After surgery, he was left with little feeling on one side of his body and suffered from near-constant seizures. Pharmaceutical drugs reduced the number of seizures, but sapped his appetite and left him in a mental fog. His weight loss and physical decline was so obvious that some people asked him if he had HIV or AIDS.

Sick of watching him waste away, Arcand's brother bought some marijuana for him. The drug was transformative. It dramatically cut down on his seizures, restored his appetite, let him sleep at night and helped him regain some movement in his right arm.

But Arcand couldn't get his doctor to agree to enrol him in the Health Canada program.

"I was told, 'Nope, the CMA does not allow us to give it.' "

Instead, he began buying it illegally. "I knew a guy who knew a guy," he says.

Having to resort to a criminal activity did not sit well with someone who had once planned on becoming a Crown prosecutor.
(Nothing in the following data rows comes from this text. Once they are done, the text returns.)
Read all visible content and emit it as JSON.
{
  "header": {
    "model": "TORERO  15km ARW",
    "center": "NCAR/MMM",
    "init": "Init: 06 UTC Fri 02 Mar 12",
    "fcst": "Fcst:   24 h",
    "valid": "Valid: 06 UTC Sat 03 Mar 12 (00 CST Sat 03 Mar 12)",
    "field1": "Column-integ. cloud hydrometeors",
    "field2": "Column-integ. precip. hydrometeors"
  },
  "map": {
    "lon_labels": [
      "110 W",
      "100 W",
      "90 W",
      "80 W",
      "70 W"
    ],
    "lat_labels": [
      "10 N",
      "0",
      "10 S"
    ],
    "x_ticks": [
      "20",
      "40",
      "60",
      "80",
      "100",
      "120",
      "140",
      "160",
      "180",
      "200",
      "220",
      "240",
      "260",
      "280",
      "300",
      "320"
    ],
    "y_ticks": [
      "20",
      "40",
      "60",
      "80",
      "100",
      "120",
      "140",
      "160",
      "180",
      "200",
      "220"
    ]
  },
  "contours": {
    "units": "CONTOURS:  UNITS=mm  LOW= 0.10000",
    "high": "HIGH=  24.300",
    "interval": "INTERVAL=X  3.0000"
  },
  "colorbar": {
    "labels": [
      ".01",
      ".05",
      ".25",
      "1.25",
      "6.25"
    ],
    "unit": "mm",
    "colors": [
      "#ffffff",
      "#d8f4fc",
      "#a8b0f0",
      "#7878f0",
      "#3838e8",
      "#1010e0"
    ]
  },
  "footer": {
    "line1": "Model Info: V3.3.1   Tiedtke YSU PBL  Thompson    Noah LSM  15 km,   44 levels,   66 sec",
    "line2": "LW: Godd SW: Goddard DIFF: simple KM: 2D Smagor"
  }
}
It took him seven years to find a vascular neurologist who would agree to sign the Health Canada forms. Now he consumes his cannabis in the form of a tincture, with the pot supplied by Greenblatt's girlfriend, his designated grower.

"I blame the CMA. They're the ones who tell their doctors you don't have a right to give a prescription," Arcand says.

"There's so many people this could help without the stigma of getting high all the time."